Iulius, naam van een oude romeinse patricische gens, die ten tijde van koning Tullus Hostilius uit Alba Longa naar Rome verhuisd zou zijn. Volgens de traditie van de gens was haar stamvader Aeneas' zoon Ascanius, ook Ilus en Iulus genoemd, die een kleinzoon van de godin Venus was.
Tot de gens Iulia behoorden oudtijds de families der
Iulli en Mentones, waarvan verschillende leden in
de 5e en 4e eeuw vC het consulaat bekleedden; daarna
raakte de gens op de achtergrond om pas met de
familie der Caesares in de 1e eeuw vC weer op de
voorgrond te treden en uit te monden in de
iulisch-claudische dynastie.

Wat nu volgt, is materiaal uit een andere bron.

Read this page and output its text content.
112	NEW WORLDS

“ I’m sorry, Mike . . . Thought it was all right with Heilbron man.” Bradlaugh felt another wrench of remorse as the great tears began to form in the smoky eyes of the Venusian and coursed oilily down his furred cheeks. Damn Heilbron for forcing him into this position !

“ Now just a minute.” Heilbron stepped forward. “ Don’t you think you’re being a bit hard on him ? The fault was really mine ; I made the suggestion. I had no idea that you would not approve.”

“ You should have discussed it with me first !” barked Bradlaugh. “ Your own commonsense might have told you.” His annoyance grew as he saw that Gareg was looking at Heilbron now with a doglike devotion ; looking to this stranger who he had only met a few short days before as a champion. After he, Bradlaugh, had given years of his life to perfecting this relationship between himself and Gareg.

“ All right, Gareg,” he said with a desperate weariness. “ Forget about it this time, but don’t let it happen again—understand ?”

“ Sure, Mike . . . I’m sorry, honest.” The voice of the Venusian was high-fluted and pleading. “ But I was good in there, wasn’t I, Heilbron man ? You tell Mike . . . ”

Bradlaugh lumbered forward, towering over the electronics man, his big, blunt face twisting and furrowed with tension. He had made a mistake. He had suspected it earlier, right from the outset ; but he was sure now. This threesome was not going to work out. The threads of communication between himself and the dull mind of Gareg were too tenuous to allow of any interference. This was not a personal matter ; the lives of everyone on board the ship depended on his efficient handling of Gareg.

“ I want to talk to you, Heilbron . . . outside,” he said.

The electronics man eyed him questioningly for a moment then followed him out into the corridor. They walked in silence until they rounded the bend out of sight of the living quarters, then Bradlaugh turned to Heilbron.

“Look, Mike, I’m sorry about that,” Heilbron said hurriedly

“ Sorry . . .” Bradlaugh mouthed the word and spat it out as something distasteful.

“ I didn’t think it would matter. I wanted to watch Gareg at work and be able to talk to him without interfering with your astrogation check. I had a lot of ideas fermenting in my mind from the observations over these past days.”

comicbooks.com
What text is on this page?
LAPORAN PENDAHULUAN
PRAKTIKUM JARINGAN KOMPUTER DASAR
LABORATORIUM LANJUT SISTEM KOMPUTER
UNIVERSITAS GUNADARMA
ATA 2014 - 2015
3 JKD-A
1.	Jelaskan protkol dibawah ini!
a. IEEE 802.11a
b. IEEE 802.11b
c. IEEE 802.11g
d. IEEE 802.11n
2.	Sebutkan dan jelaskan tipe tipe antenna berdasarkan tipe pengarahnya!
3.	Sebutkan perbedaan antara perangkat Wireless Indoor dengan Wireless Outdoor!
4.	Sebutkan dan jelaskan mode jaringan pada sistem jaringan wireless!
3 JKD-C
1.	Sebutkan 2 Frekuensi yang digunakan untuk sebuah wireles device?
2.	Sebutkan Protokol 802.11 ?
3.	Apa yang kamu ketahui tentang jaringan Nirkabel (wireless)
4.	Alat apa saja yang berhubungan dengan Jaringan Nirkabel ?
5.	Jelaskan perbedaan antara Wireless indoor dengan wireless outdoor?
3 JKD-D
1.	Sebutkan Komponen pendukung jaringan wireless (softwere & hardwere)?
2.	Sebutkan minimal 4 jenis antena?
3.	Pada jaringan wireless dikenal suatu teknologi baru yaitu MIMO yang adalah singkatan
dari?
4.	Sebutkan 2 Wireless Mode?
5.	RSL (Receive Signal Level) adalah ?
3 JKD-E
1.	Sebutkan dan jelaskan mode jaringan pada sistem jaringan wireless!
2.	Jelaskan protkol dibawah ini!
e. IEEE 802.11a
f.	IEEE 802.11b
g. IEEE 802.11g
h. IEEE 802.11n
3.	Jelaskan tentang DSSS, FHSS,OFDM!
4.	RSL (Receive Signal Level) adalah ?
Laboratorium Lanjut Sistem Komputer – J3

In de keizertijd zijn
overigens de meeste Iulii vrijgelatenen of nazaten
van provinciebewoners die van Caesar of Augustus
het burgerrecht hadden verkregen; vertegenwoordigers
van deze Iulii zijn onder meer
Agricola,
Civilis,
Classicus,
Frontinus,
Hyginus, de jurist
Paulus,
Sacrovir en
Vindex.
(1) Gaius Iulius Caesar,
praetor in 92 vC en vervolgens
proconsul van Asia. Hij was gehuwd met Aurelia en
de vader van de grote Iulius Caesar. Hij
stierf in 85 vC te Pisa.
(2) Lucius Iulius Caesar,
praetor in 95,
consul in 90 met
Publius Rutilius Lupus, censor
in 89 vC met Publius
Licinius Crassus. Hij voerde in de bondgenotenoorlog
het romeinse commando aan het zuidelijke
front en diende de naar hem genoemde lex Iulia in,
die het romeinse burgerrecht verleende aan alle
trouw gebleven bewoners van Italië. Als censor
verdeelde hij de nieuwe burgers over de verschillende
tribus. I. werd in 87 vC door de aanhangers van
Marius vermoord.
Lit. F. Münzer (PRE 10, 465-468).
(3) Lucius Iulius Caesar,
zoon van vorige, Lucius Iulius,
quaestor in 77,
praetor ca. 67 en
consul in 64 vC.
Op 5 december 63 vC stemde hij in de senaat voor
de terechtstelling van de Catilinaners, hoewel een
van hen, Publius Lentulus Sura, zijn zwager was.
Van 52 tot 49 was hij legaat van
Gaius Iulius Caesar
in Gallië; in 47 vC werd hij door Marcus Antonius
tot prefect van de stad Rome benoemd. Na de dood van Caesar werd I. republikein.
Zijn naam werd op de proscriptielijsten geplaatst,
maar Antonius schonk hem genade.
Lit. F. Münzer (PRE 10, 468-471).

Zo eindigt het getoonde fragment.